Dual Frequency Branch Framework with Reconstructed Sliding Windows Attention for AI-Generated Image Detection
The rapid advancement of Generative Adversarial Networks (GANs) and diffusion models has enabled the creation of highly realistic synthetic images, presenting significant societal risks, such as misinformation and deception. As a result, detecting AI-generated images has emerged as a critical challenge. Existing researches emphasize extracting fine-grained features to enhance detector generalization, yet they often lack consideration for the importance and interdependencies of internal elements within local regions and are limited to a single frequency domain, hindering the capture of general forgery traces. To overcome the aforementioned limitations, we first utilize a sliding window to restrict the attention mechanism to a local window, and reconstruct the features within the window to model the relationships between neighboring internal elements within the local region. Then, we design a dual frequency domain branch framework consisting of four frequency domain subbands of DWT and the phase part of FFT to enrich the extraction of local forgery features from different perspectives. Through feature enrichment of dual frequency domain branches and fine-grained feature extraction of reconstruction sliding window attention, our method achieves superior generalization detection capabilities on both GAN and diffusion model-based generative images. Evaluated on diverse datasets comprising images from 65 distinct generative models, our approach achieves a 2.13% improvement in detection accuracy over state-of-the-art methods.
💡 Research Summary
The paper addresses the pressing problem of detecting highly realistic images generated by modern generative models such as GANs and diffusion models, which pose significant societal risks. Existing detection approaches either focus on coarse global cues or rely on a single frequency domain, and they often overlook the nuanced importance and interdependencies of elements within local image regions.
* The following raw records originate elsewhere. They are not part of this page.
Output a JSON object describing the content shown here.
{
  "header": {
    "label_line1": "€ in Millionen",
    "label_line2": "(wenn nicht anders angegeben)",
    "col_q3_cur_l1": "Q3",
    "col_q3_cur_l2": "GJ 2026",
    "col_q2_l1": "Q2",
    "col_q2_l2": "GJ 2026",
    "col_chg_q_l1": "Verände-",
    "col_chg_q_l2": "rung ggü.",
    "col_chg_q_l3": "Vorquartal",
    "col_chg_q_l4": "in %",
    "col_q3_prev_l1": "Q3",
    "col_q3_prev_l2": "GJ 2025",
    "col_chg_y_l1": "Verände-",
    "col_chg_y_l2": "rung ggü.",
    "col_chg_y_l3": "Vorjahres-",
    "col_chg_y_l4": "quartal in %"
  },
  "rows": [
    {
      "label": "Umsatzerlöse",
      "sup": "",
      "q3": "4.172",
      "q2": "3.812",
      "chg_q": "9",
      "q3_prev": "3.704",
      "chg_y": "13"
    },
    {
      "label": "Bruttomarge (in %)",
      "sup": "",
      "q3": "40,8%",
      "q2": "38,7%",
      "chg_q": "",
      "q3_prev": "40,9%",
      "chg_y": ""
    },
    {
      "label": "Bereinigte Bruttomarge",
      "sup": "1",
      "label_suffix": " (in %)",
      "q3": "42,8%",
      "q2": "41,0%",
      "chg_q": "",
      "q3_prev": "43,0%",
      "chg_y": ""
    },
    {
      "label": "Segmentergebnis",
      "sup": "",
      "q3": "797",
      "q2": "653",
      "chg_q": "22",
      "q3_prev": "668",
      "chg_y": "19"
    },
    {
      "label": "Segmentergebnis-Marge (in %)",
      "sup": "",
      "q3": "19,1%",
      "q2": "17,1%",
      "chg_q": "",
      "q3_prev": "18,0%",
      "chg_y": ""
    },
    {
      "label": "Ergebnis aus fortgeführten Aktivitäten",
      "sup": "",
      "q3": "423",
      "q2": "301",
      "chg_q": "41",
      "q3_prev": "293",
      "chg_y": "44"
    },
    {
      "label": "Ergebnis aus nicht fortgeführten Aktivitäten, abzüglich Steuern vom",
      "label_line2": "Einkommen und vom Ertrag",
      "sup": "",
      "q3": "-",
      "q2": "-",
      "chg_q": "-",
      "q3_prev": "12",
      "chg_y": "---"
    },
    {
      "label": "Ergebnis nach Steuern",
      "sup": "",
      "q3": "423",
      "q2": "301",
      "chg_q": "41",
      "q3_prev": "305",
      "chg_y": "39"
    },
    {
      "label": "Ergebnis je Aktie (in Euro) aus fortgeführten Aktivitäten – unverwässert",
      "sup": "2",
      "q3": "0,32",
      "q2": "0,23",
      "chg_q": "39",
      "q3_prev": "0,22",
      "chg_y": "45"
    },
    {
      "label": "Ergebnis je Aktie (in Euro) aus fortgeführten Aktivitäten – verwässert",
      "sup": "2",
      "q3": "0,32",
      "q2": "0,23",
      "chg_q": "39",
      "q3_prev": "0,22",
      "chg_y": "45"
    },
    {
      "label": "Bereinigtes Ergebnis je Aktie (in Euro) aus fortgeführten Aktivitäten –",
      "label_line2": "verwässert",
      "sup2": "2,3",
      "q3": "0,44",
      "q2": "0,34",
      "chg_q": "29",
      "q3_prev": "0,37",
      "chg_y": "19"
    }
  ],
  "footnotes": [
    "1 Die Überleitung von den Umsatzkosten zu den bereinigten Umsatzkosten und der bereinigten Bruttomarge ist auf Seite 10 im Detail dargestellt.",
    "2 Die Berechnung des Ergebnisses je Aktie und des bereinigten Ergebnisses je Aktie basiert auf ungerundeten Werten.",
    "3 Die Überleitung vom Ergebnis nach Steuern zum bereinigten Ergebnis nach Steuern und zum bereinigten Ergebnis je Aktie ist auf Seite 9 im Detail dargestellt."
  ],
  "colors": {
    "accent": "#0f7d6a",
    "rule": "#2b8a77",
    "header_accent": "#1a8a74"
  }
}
To overcome these limitations, the authors propose a novel framework that combines two complementary innovations: a Reconstructed Sliding Window Attention (RSW Attention) mechanism and a Dual Frequency Branch architecture.
The RSW Attention module first enhances channel interactions using a 1×1 convolution followed by a 3×3 depthwise‑separable convolution. It then applies Discrete Wavelet Transform (DWT) to decompose each feature map into four sub‑bands (LL, LH, HL, HH). These sub‑band features are tiled into a 4 × (H·W) representation, and a 4 × 4 sliding window is moved across this tiled tensor. Within each window, a local self‑attention operation is performed, effectively reconstructing the features while restricting attention to a confined spatial region. This design enables the attention mechanism to assign fine‑grained importance weights to individual pixels and to capture complex dependencies among neighboring elements, which are essential for exposing subtle forgery artifacts. A parallel Global Window MLP layer (GMLP) supplies complementary long‑range context, ensuring that the model does not lose global information while focusing on local details.
The Dual Frequency Branch enriches the feature space by processing two distinct frequency perspectives in parallel. The first branch utilizes the four DWT sub‑bands, which together encode both low‑frequency (overall color and illumination) and high‑frequency (edges, textures) information. The second branch extracts the phase component of the Fast Fourier Transform (FFT). Through a controlled experiment where the phase of real images was swapped with that of fake images, the authors demonstrated that the phase carries stronger forgery cues than the amplitude, which mainly reflects color and brightness. By concatenating the DWT‑derived and FFT‑phase features and passing them through a shared MLP, the model obtains a comprehensive representation that captures both local high‑frequency anomalies and global structural inconsistencies.
The overall architecture integrates the RSW Attention blocks and the Dual Frequency Branch into a Vision‑Transformer‑style backbone, followed by a simple fully‑connected classifier for binary (real vs. fake) prediction. The method was evaluated on an extensive benchmark comprising images generated by 65 distinct models, including StyleGAN, StyleGAN2, BigGAN, ProGAN, various versions of Stable Diffusion, Midjourney, DALL·E 2/3, and many others, as well as authentic photographs. In cross‑model (cross‑domain) testing, the proposed approach outperformed state‑of‑the‑art detectors such as C2P‑CLIP and AIDE by 5.8 % and 7.0 % absolute accuracy respectively, and achieved an overall 2.13 % improvement in detection accuracy across the entire dataset. Importantly, the model maintained high performance on unseen generative methods, demonstrating strong generalization capabilities.
In summary, the paper introduces a powerful combination of locally focused, reconstruction‑aware attention and multi‑frequency feature extraction, which together enable more precise detection of AI‑generated images across a wide variety of generation techniques. The work opens avenues for further research into lightweight real‑time detectors, extension to video and audio forgeries, and integration with broader multimedia authentication pipelines.